The Ordubadi family (also spelled Urdubadi), otherwise known as the Nasiri family, was an Iranian family, which was descended from the medieval philosopher and polymath Nasir al-Din al-Tusi. The family was from Ordubad, a town which lay on the banks of the Araxes river, and is first mentioned during the Mongol invasions and conquests. The family thereafter disappears from sources, and is first mentioned several decades later when the Safavid dynasty conquered Iran and its surroundings in the 15th century. The leader of the family Bahram Khan Ordubadi, began serving the Safavid king (shah) Ismail I (r. 1501–1524), who appointed him as the civil administrator (kalantar) of Ordubad.

Bahram's son Hatem Beg Ordubadi, later succeeded his father as the lord of Ordubad, and received the title of "Beg" (lord). In 1591, Hatem Beg was appointed by Abbas I (r. 1588–1629) as his grand vizier, and later died 1610/1. He had a son named Mirza Taleb Khan Ordubadi, who would later serve as the grand vizier of shah Safi (r. 1629–1642) from 1632 until 1633, where he was assassinated by the eunuch Saru Taqi, due to a personal hatred he had towards the Ordubadi family, the reason being that Hatem Beg had denied to give Saru Taqi's father a post which he had asked for.

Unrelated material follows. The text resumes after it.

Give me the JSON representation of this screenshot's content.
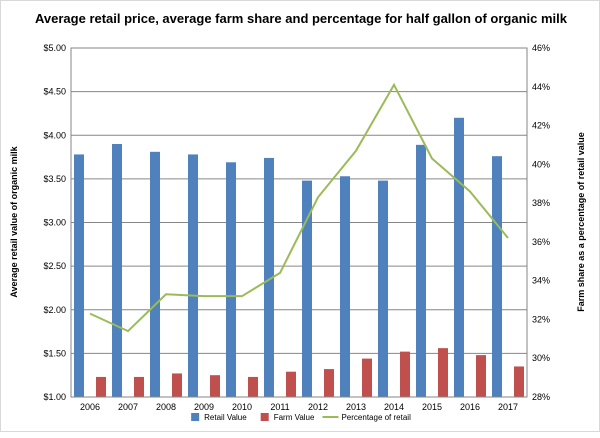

Another member of the family, Mirza Abol-Hosayn Beg Ordubadi, served as the treasurer (khezanadar-bashi) during the early reign of Safi, while a later member, Mirza Naqi Nasiri, wrote an important manual about the empire's administration apart from serving as secretary of the royal council (majles-nevis or vaqāye'-nevis) for several years.